In these last few years we all have heard a lot about renewable energy. There really is authentic renewable energy that God has given to us, and it is called forgiveness. When we unleash it in our lives, it has the power to renew and empower us. It sets us free from enslaving and unforgiving habits.
Forgiveness doesn’t come easy for any of us, whether we are the offender or the offended. It seems unnatural that we should let people off the hook who have hurt us. Our natural sense of justice wants them to experience some of what they have done to us. When we forgive, we are really saying that we trust God more than we trust ourselves to be the final arbiter of justice.

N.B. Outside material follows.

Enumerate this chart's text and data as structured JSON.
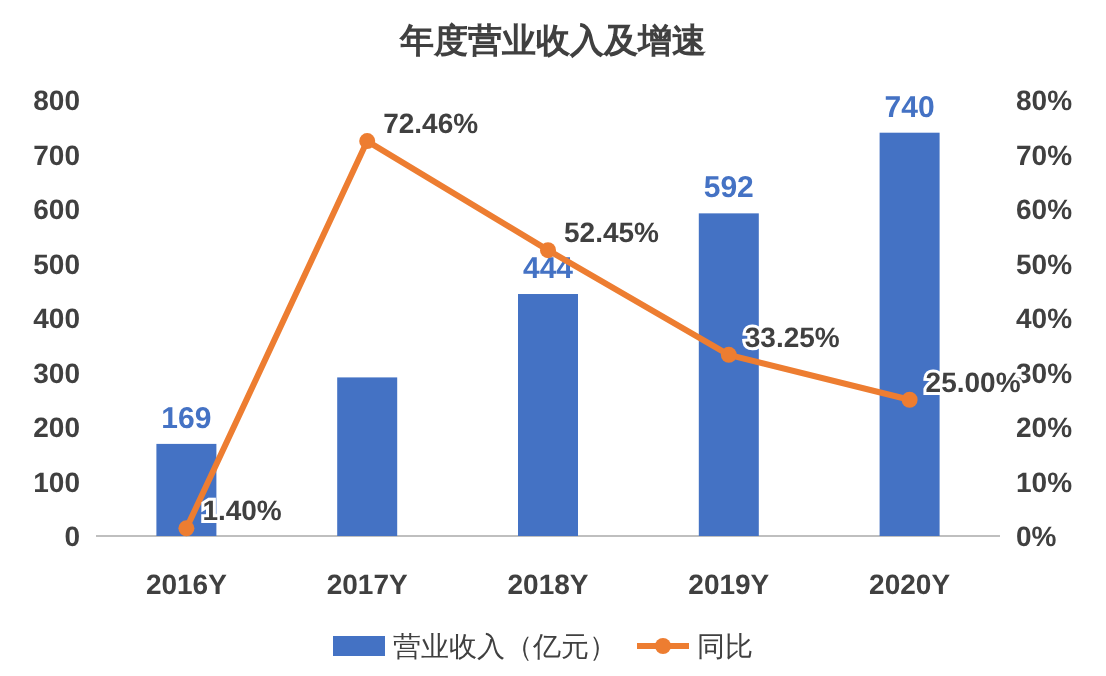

Jesus gave specific directions to the offender. If while you are in the presence of God with all your fellow believers you realize have offended someone, then leave that place. Then go and make things right between you and that person and then come back to God’s house (Matt 5:23- 24).
Jesus told a story in Matt 18:21-35 that deals with the offended. In Jesus’ story, there is a man who has accumulated an impossible debt that he cannot repay. When ordered by the king to repay the obligation, he begs for mercy, and the king has compassion on him and forgives his trillion-dollar debt. Forgiveness allows us to let people go just as the king released the servant from his debt.

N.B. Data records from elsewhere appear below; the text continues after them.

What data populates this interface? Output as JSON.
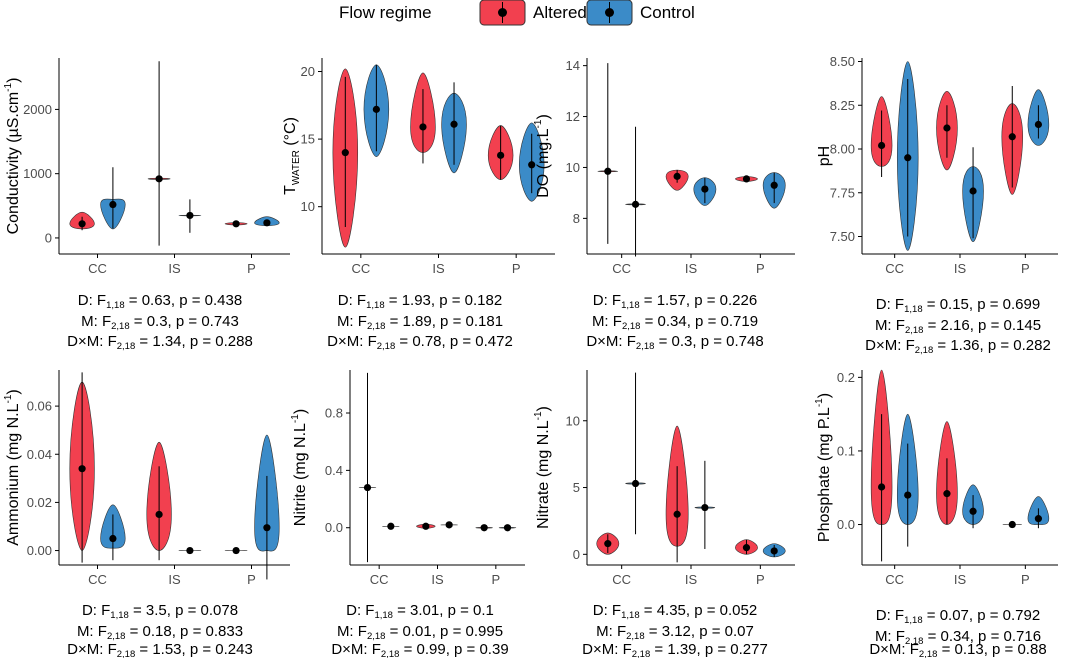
{
  "legend": {
    "title": "Flow regime",
    "items": [
      {
        "label": "Altered",
        "color": "#F2404F"
      },
      {
        "label": "Control",
        "color": "#3B8BC8"
      }
    ]
  },
  "colors": {
    "altered": "#F2404F",
    "control": "#3B8BC8",
    "outline": "#333333",
    "point": "#000000"
  },
  "chart_data": [
    {
      "type": "violin",
      "id": "conductivity",
      "ylabel": "Conductivity (µS.cm",
      "ylabel_sup": "-1",
      "ylabel_tail": ")",
      "ylim": [
        -250,
        2800
      ],
      "yticks": [
        0,
        1000,
        2000
      ],
      "categories": [
        "CC",
        "IS",
        "P"
      ],
      "series": [
        {
          "name": "Altered",
          "mean": [
            220,
            920,
            220
          ],
          "lo": [
            120,
            -120,
            200
          ],
          "hi": [
            330,
            2750,
            240
          ],
          "vmin": [
            140,
            910,
            200
          ],
          "vmax": [
            400,
            930,
            240
          ]
        },
        {
          "name": "Control",
          "mean": [
            520,
            350,
            235
          ],
          "lo": [
            150,
            80,
            200
          ],
          "hi": [
            1100,
            600,
            280
          ],
          "vmin": [
            140,
            345,
            190
          ],
          "vmax": [
            600,
            355,
            330
          ]
        }
      ],
      "stats": [
        {
          "p": "D: F",
          "s": "1,18",
          "t": " = 0.63, p = 0.438"
        },
        {
          "p": "M: F",
          "s": "2,18",
          "t": " = 0.3, p = 0.743"
        },
        {
          "p": "D×M: F",
          "s": "2,18",
          "t": " = 1.34, p = 0.288"
        }
      ]
    },
    {
      "type": "violin",
      "id": "twater",
      "ylabel": "T",
      "ylabel_sub": "WATER",
      "ylabel_tail": "  (°C)",
      "ylim": [
        6.5,
        21
      ],
      "yticks": [
        10,
        15,
        20
      ],
      "categories": [
        "CC",
        "IS",
        "P"
      ],
      "series": [
        {
          "name": "Altered",
          "mean": [
            14,
            15.9,
            13.8
          ],
          "lo": [
            8.5,
            13.2,
            12
          ],
          "hi": [
            19.6,
            18.7,
            16
          ],
          "vmin": [
            7,
            14,
            12
          ],
          "vmax": [
            20.2,
            19.9,
            16
          ]
        },
        {
          "name": "Control",
          "mean": [
            17.2,
            16.1,
            13.1
          ],
          "lo": [
            14.1,
            13.1,
            11
          ],
          "hi": [
            20.5,
            19.2,
            15.4
          ],
          "vmin": [
            13.7,
            12.5,
            10.4
          ],
          "vmax": [
            20.5,
            18.4,
            16.2
          ]
        }
      ],
      "stats": [
        {
          "p": "D: F",
          "s": "1,18",
          "t": " = 1.93, p = 0.182"
        },
        {
          "p": "M: F",
          "s": "2,18",
          "t": " = 1.89, p = 0.181"
        },
        {
          "p": "D×M: F",
          "s": "2,18",
          "t": " = 0.78, p = 0.472"
        }
      ]
    },
    {
      "type": "violin",
      "id": "do",
      "ylabel": "DO (mg.L",
      "ylabel_sup": "-1",
      "ylabel_tail": ")",
      "ylim": [
        6.6,
        14.3
      ],
      "yticks": [
        8,
        10,
        12,
        14
      ],
      "categories": [
        "CC",
        "IS",
        "P"
      ],
      "series": [
        {
          "name": "Altered",
          "mean": [
            9.85,
            9.65,
            9.55
          ],
          "lo": [
            7,
            9.4,
            9.5
          ],
          "hi": [
            14.1,
            9.9,
            9.6
          ],
          "vmin": [
            9.83,
            9.1,
            9.45
          ],
          "vmax": [
            9.87,
            9.9,
            9.65
          ]
        },
        {
          "name": "Control",
          "mean": [
            8.55,
            9.15,
            9.3
          ],
          "lo": [
            6.5,
            8.6,
            8.6
          ],
          "hi": [
            11.6,
            9.6,
            9.8
          ],
          "vmin": [
            8.53,
            8.5,
            8.4
          ],
          "vmax": [
            8.57,
            9.6,
            9.8
          ]
        }
      ],
      "stats": [
        {
          "p": "D: F",
          "s": "1,18",
          "t": " = 1.57, p = 0.226"
        },
        {
          "p": "M: F",
          "s": "2,18",
          "t": " = 0.34, p = 0.719"
        },
        {
          "p": "D×M: F",
          "s": "2,18",
          "t": " = 0.3, p = 0.748"
        }
      ]
    },
    {
      "type": "violin",
      "id": "ph",
      "ylabel": "pH",
      "ylim": [
        7.4,
        8.52
      ],
      "yticks": [
        7.5,
        7.75,
        8.0,
        8.25,
        8.5
      ],
      "ytick_labels": [
        "7.50",
        "7.75",
        "8.00",
        "8.25",
        "8.50"
      ],
      "categories": [
        "CC",
        "IS",
        "P"
      ],
      "series": [
        {
          "name": "Altered",
          "mean": [
            8.02,
            8.12,
            8.07
          ],
          "lo": [
            7.84,
            7.95,
            7.78
          ],
          "hi": [
            8.22,
            8.25,
            8.36
          ],
          "vmin": [
            7.9,
            7.88,
            7.74
          ],
          "vmax": [
            8.3,
            8.33,
            8.26
          ]
        },
        {
          "name": "Control",
          "mean": [
            7.95,
            7.76,
            8.14
          ],
          "lo": [
            7.5,
            7.49,
            8.06
          ],
          "hi": [
            8.4,
            8.01,
            8.25
          ],
          "vmin": [
            7.42,
            7.47,
            8.02
          ],
          "vmax": [
            8.5,
            7.9,
            8.34
          ]
        }
      ],
      "stats": [
        {
          "p": "D: F",
          "s": "1,18",
          "t": " = 0.15, p = 0.699"
        },
        {
          "p": "M: F",
          "s": "2,18",
          "t": " = 2.16, p = 0.145"
        },
        {
          "p": "D×M: F",
          "s": "2,18",
          "t": " = 1.36, p = 0.282"
        }
      ]
    },
    {
      "type": "violin",
      "id": "ammonium",
      "ylabel": "Ammonium (mg N.L",
      "ylabel_sup": "-1",
      "ylabel_tail": ")",
      "ylim": [
        -0.006,
        0.075
      ],
      "yticks": [
        0,
        0.02,
        0.04,
        0.06
      ],
      "ytick_labels": [
        "0.00",
        "0.02",
        "0.04",
        "0.06"
      ],
      "categories": [
        "CC",
        "IS",
        "P"
      ],
      "series": [
        {
          "name": "Altered",
          "mean": [
            0.034,
            0.015,
            0.0
          ],
          "lo": [
            -0.005,
            -0.004,
            0
          ],
          "hi": [
            0.074,
            0.035,
            0
          ],
          "vmin": [
            0,
            0,
            0
          ],
          "vmax": [
            0.07,
            0.045,
            0
          ]
        },
        {
          "name": "Control",
          "mean": [
            0.005,
            0.0,
            0.0095
          ],
          "lo": [
            -0.004,
            0,
            -0.012
          ],
          "hi": [
            0.015,
            0,
            0.031
          ],
          "vmin": [
            0.001,
            0,
            0
          ],
          "vmax": [
            0.019,
            0,
            0.048
          ]
        }
      ],
      "stats": [
        {
          "p": "D: F",
          "s": "1,18",
          "t": " = 3.5, p = 0.078"
        },
        {
          "p": "M: F",
          "s": "2,18",
          "t": " = 0.18, p = 0.833"
        },
        {
          "p": "D×M: F",
          "s": "2,18",
          "t": " = 1.53, p = 0.243"
        }
      ]
    },
    {
      "type": "violin",
      "id": "nitrite",
      "ylabel": "Nitrite (mg N.L",
      "ylabel_sup": "-1",
      "ylabel_tail": ")",
      "ylim": [
        -0.26,
        1.1
      ],
      "yticks": [
        0,
        0.4,
        0.8
      ],
      "ytick_labels": [
        "0.0",
        "0.4",
        "0.8"
      ],
      "categories": [
        "CC",
        "IS",
        "P"
      ],
      "series": [
        {
          "name": "Altered",
          "mean": [
            0.28,
            0.01,
            0.0
          ],
          "lo": [
            -0.24,
            0.0,
            -0.01
          ],
          "hi": [
            1.08,
            0.02,
            0.01
          ],
          "vmin": [
            0.28,
            -0.005,
            -0.003
          ],
          "vmax": [
            0.28,
            0.025,
            0.003
          ]
        },
        {
          "name": "Control",
          "mean": [
            0.01,
            0.02,
            0.0
          ],
          "lo": [
            0.0,
            0.01,
            -0.01
          ],
          "hi": [
            0.02,
            0.03,
            0.01
          ],
          "vmin": [
            0.01,
            0.02,
            -0.003
          ],
          "vmax": [
            0.01,
            0.02,
            0.003
          ]
        }
      ],
      "stats": [
        {
          "p": "D: F",
          "s": "1,18",
          "t": " = 3.01, p = 0.1"
        },
        {
          "p": "M: F",
          "s": "2,18",
          "t": " = 0.01, p = 0.995"
        },
        {
          "p": "D×M: F",
          "s": "2,18",
          "t": " = 0.99, p = 0.39"
        }
      ]
    },
    {
      "type": "violin",
      "id": "nitrate",
      "ylabel": "Nitrate (mg N.L",
      "ylabel_sup": "-1",
      "ylabel_tail": ")",
      "ylim": [
        -0.8,
        13.8
      ],
      "yticks": [
        0,
        5,
        10
      ],
      "categories": [
        "CC",
        "IS",
        "P"
      ],
      "series": [
        {
          "name": "Altered",
          "mean": [
            0.8,
            3.0,
            0.5
          ],
          "lo": [
            0.1,
            -0.6,
            0.0
          ],
          "hi": [
            1.5,
            6.6,
            1.1
          ],
          "vmin": [
            0.0,
            0.6,
            0.0
          ],
          "vmax": [
            1.6,
            9.6,
            1.1
          ]
        },
        {
          "name": "Control",
          "mean": [
            5.3,
            3.5,
            0.25
          ],
          "lo": [
            1.5,
            0.4,
            -0.2
          ],
          "hi": [
            13.6,
            7.0,
            0.7
          ],
          "vmin": [
            5.25,
            3.45,
            -0.2
          ],
          "vmax": [
            5.35,
            3.55,
            0.8
          ]
        }
      ],
      "stats": [
        {
          "p": "D: F",
          "s": "1,18",
          "t": " = 4.35, p = 0.052"
        },
        {
          "p": "M: F",
          "s": "2,18",
          "t": " = 3.12, p = 0.07"
        },
        {
          "p": "D×M: F",
          "s": "2,18",
          "t": " = 1.39, p = 0.277"
        }
      ]
    },
    {
      "type": "violin",
      "id": "phosphate",
      "ylabel": "Phosphate (mg P.L",
      "ylabel_sup": "-1",
      "ylabel_tail": ")",
      "ylim": [
        -0.055,
        0.21
      ],
      "yticks": [
        0,
        0.1,
        0.2
      ],
      "ytick_labels": [
        "0.0",
        "0.1",
        "0.2"
      ],
      "categories": [
        "CC",
        "IS",
        "P"
      ],
      "series": [
        {
          "name": "Altered",
          "mean": [
            0.051,
            0.042,
            0.0
          ],
          "lo": [
            -0.05,
            0.0,
            0
          ],
          "hi": [
            0.15,
            0.09,
            0
          ],
          "vmin": [
            0.0,
            0.0,
            0
          ],
          "vmax": [
            0.21,
            0.14,
            0
          ]
        },
        {
          "name": "Control",
          "mean": [
            0.04,
            0.018,
            0.008
          ],
          "lo": [
            -0.03,
            -0.005,
            -0.005
          ],
          "hi": [
            0.11,
            0.04,
            0.022
          ],
          "vmin": [
            0.0,
            0.0,
            0.0
          ],
          "vmax": [
            0.15,
            0.054,
            0.038
          ]
        }
      ],
      "stats": [
        {
          "p": "D: F",
          "s": "1,18",
          "t": " = 0.07, p = 0.792"
        },
        {
          "p": "M: F",
          "s": "2,18",
          "t": " = 0.34, p = 0.716"
        },
        {
          "p": "D×M: F",
          "s": "2,18",
          "t": " = 0.13, p = 0.88"
        }
      ]
    }
  ]
}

Shockingly, that same servant would not forgive. The previous scene is so powerful with the master forgiving his servant that we are struck with the master’s generosity. In the second scene, we expect to see the same attitude from this servant because he has been the recipient of the king’s mercy. But that is not what we find. What should have been a given is not as the servant assumes an unforgiving spirit. That servant finds a fellow servant who owes him a minuscule amount and demands he pay it all. When he couldn’t pay, he had him thrown in prison.

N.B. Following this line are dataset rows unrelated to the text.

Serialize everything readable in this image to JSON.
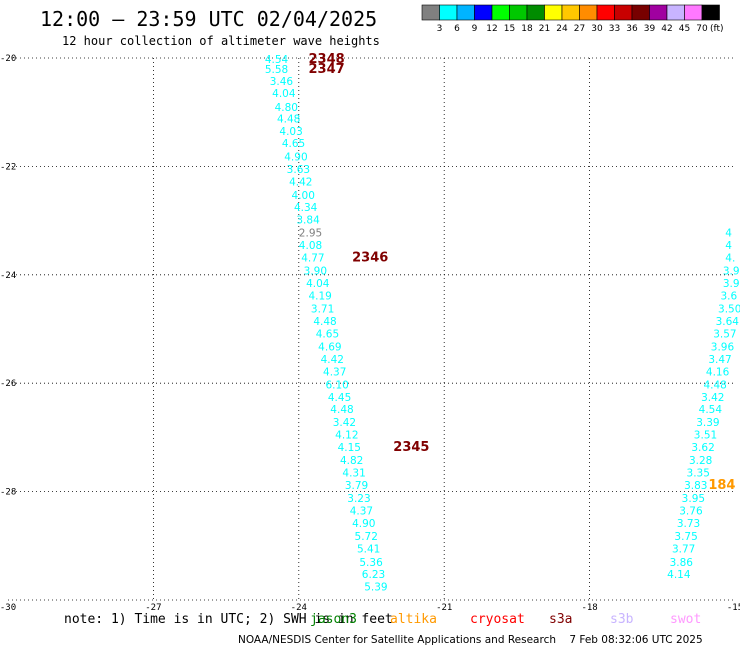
{
  "header": {
    "title": "12:00 – 23:59 UTC 02/04/2025",
    "subtitle": "12 hour collection of altimeter wave heights"
  },
  "color_scale": {
    "labels": [
      "3",
      "6",
      "9",
      "12",
      "15",
      "18",
      "21",
      "24",
      "27",
      "30",
      "33",
      "36",
      "39",
      "42",
      "45",
      "70"
    ],
    "unit": "(ft)",
    "colors": [
      "#808080",
      "#00ffff",
      "#00b4ff",
      "#0000ff",
      "#00ff00",
      "#00c800",
      "#008c00",
      "#ffff00",
      "#ffc800",
      "#ff8c00",
      "#ff0000",
      "#c80000",
      "#780000",
      "#a000a0",
      "#c8b4ff",
      "#ff78ff",
      "#000000"
    ]
  },
  "footer": {
    "note": "note: 1) Time is in UTC; 2) SWH is in feet",
    "satellites": [
      {
        "name": "jason3",
        "color": "#008000"
      },
      {
        "name": "altika",
        "color": "#ff9900"
      },
      {
        "name": "cryosat",
        "color": "#ff0000"
      },
      {
        "name": "s3a",
        "color": "#800000"
      },
      {
        "name": "s3b",
        "color": "#c8b4ff"
      },
      {
        "name": "swot",
        "color": "#ff99ff"
      }
    ],
    "credit": "NOAA/NESDIS Center for Satellite Applications and Research    7 Feb 08:32:06 UTC 2025"
  },
  "chart_data": {
    "type": "scatter",
    "title": "12:00 – 23:59 UTC 02/04/2025",
    "xlim": [
      -30,
      -15
    ],
    "ylim": [
      -30,
      -20
    ],
    "x_ticks": [
      "-30",
      "-27",
      "-24",
      "-21",
      "-18",
      "-15"
    ],
    "y_ticks": [
      "-20",
      "-22",
      "-24",
      "-26",
      "-28",
      "-30"
    ],
    "grid": true,
    "tracks": [
      {
        "color": "#00ffff",
        "points": [
          {
            "x": -24.7,
            "y": -20.02,
            "v": "4.54"
          },
          {
            "x": -24.7,
            "y": -20.2,
            "v": "5.58"
          },
          {
            "x": -24.6,
            "y": -20.42,
            "v": "3.46"
          },
          {
            "x": -24.55,
            "y": -20.65,
            "v": "4.04"
          },
          {
            "x": -24.5,
            "y": -20.9,
            "v": "4.80"
          },
          {
            "x": -24.45,
            "y": -21.12,
            "v": "4.48"
          },
          {
            "x": -24.4,
            "y": -21.35,
            "v": "4.03"
          },
          {
            "x": -24.35,
            "y": -21.57,
            "v": "4.65"
          },
          {
            "x": -24.3,
            "y": -21.82,
            "v": "4.90"
          },
          {
            "x": -24.25,
            "y": -22.05,
            "v": "3.63"
          },
          {
            "x": -24.2,
            "y": -22.28,
            "v": "4.42"
          },
          {
            "x": -24.15,
            "y": -22.53,
            "v": "4.00"
          },
          {
            "x": -24.1,
            "y": -22.75,
            "v": "4.34"
          },
          {
            "x": -24.05,
            "y": -22.98,
            "v": "3.84"
          },
          {
            "x": -24.0,
            "y": -23.45,
            "v": "4.08"
          },
          {
            "x": -23.95,
            "y": -23.68,
            "v": "4.77"
          },
          {
            "x": -23.9,
            "y": -23.92,
            "v": "3.90"
          },
          {
            "x": -23.85,
            "y": -24.15,
            "v": "4.04"
          },
          {
            "x": -23.8,
            "y": -24.38,
            "v": "4.19"
          },
          {
            "x": -23.75,
            "y": -24.62,
            "v": "3.71"
          },
          {
            "x": -23.7,
            "y": -24.85,
            "v": "4.48"
          },
          {
            "x": -23.65,
            "y": -25.08,
            "v": "4.65"
          },
          {
            "x": -23.6,
            "y": -25.32,
            "v": "4.69"
          },
          {
            "x": -23.55,
            "y": -25.55,
            "v": "4.42"
          },
          {
            "x": -23.5,
            "y": -25.78,
            "v": "4.37"
          },
          {
            "x": -23.45,
            "y": -26.02,
            "v": "6.10"
          },
          {
            "x": -23.4,
            "y": -26.25,
            "v": "4.45"
          },
          {
            "x": -23.35,
            "y": -26.48,
            "v": "4.48"
          },
          {
            "x": -23.3,
            "y": -26.72,
            "v": "3.42"
          },
          {
            "x": -23.25,
            "y": -26.95,
            "v": "4.12"
          },
          {
            "x": -23.2,
            "y": -27.18,
            "v": "4.15"
          },
          {
            "x": -23.15,
            "y": -27.42,
            "v": "4.82"
          },
          {
            "x": -23.1,
            "y": -27.65,
            "v": "4.31"
          },
          {
            "x": -23.05,
            "y": -27.88,
            "v": "3.79"
          },
          {
            "x": -23.0,
            "y": -28.12,
            "v": "3.23"
          },
          {
            "x": -22.95,
            "y": -28.35,
            "v": "4.37"
          },
          {
            "x": -22.9,
            "y": -28.58,
            "v": "4.90"
          },
          {
            "x": -22.85,
            "y": -28.82,
            "v": "5.72"
          },
          {
            "x": -22.8,
            "y": -29.05,
            "v": "5.41"
          },
          {
            "x": -22.75,
            "y": -29.3,
            "v": "5.36"
          },
          {
            "x": -22.7,
            "y": -29.52,
            "v": "6.23"
          },
          {
            "x": -22.65,
            "y": -29.75,
            "v": "5.39"
          }
        ]
      },
      {
        "color": "#808080",
        "points": [
          {
            "x": -24.0,
            "y": -23.22,
            "v": "2.95"
          }
        ]
      },
      {
        "color": "#00ffff",
        "points": [
          {
            "x": -15.2,
            "y": -23.22,
            "v": "4"
          },
          {
            "x": -15.2,
            "y": -23.45,
            "v": "4"
          },
          {
            "x": -15.2,
            "y": -23.68,
            "v": "4."
          },
          {
            "x": -15.25,
            "y": -23.92,
            "v": "3.9"
          },
          {
            "x": -15.25,
            "y": -24.15,
            "v": "3.9"
          },
          {
            "x": -15.3,
            "y": -24.38,
            "v": "3.6"
          },
          {
            "x": -15.35,
            "y": -24.62,
            "v": "3.50"
          },
          {
            "x": -15.4,
            "y": -24.85,
            "v": "3.64"
          },
          {
            "x": -15.45,
            "y": -25.08,
            "v": "3.57"
          },
          {
            "x": -15.5,
            "y": -25.32,
            "v": "3.96"
          },
          {
            "x": -15.55,
            "y": -25.55,
            "v": "3.47"
          },
          {
            "x": -15.6,
            "y": -25.78,
            "v": "4.16"
          },
          {
            "x": -15.65,
            "y": -26.02,
            "v": "4.48"
          },
          {
            "x": -15.7,
            "y": -26.25,
            "v": "3.42"
          },
          {
            "x": -15.75,
            "y": -26.48,
            "v": "4.54"
          },
          {
            "x": -15.8,
            "y": -26.72,
            "v": "3.39"
          },
          {
            "x": -15.85,
            "y": -26.95,
            "v": "3.51"
          },
          {
            "x": -15.9,
            "y": -27.18,
            "v": "3.62"
          },
          {
            "x": -15.95,
            "y": -27.42,
            "v": "3.28"
          },
          {
            "x": -16.0,
            "y": -27.65,
            "v": "3.35"
          },
          {
            "x": -16.05,
            "y": -27.88,
            "v": "3.83"
          },
          {
            "x": -16.1,
            "y": -28.12,
            "v": "3.95"
          },
          {
            "x": -16.15,
            "y": -28.35,
            "v": "3.76"
          },
          {
            "x": -16.2,
            "y": -28.58,
            "v": "3.73"
          },
          {
            "x": -16.25,
            "y": -28.82,
            "v": "3.75"
          },
          {
            "x": -16.3,
            "y": -29.05,
            "v": "3.77"
          },
          {
            "x": -16.35,
            "y": -29.3,
            "v": "3.86"
          },
          {
            "x": -16.4,
            "y": -29.52,
            "v": "4.14"
          }
        ]
      }
    ],
    "pass_labels": [
      {
        "x": -23.8,
        "y": -20.02,
        "v": "2348",
        "color": "#800000"
      },
      {
        "x": -23.8,
        "y": -20.2,
        "v": "2347",
        "color": "#800000"
      },
      {
        "x": -22.9,
        "y": -23.68,
        "v": "2346",
        "color": "#800000"
      },
      {
        "x": -22.05,
        "y": -27.18,
        "v": "2345",
        "color": "#800000"
      },
      {
        "x": -15.55,
        "y": -27.88,
        "v": "184",
        "color": "#ff9900"
      }
    ]
  }
}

Can you imagine how baffled the king was when he found out that the servant whom he forgave the impossible debt would not forgive a fellow servant a trifling amount? That is how our unforgiving spirit is seen by our heavenly father.
Families that don’t forgive is one of the saddest things there is. Not only do they deprive themselves of the open and genuine friendship and love that come from forgiving each other, but they also teach this to their children. Husbands and wives who don’t forgive are on their way to divorce. Friends who refuse to forgive and harbor grudges are robbed of the friendship that they could enjoy. Some people grow up in homes where they are taught to hate. Many a parent has laid an unbearable burden on their children by teaching them to carry grudges.
Jesus makes it clear that the king in the story is our heavenly father, and he expects us to forgive as he has forgiven us. Who in your life needs to be released by your forgiveness?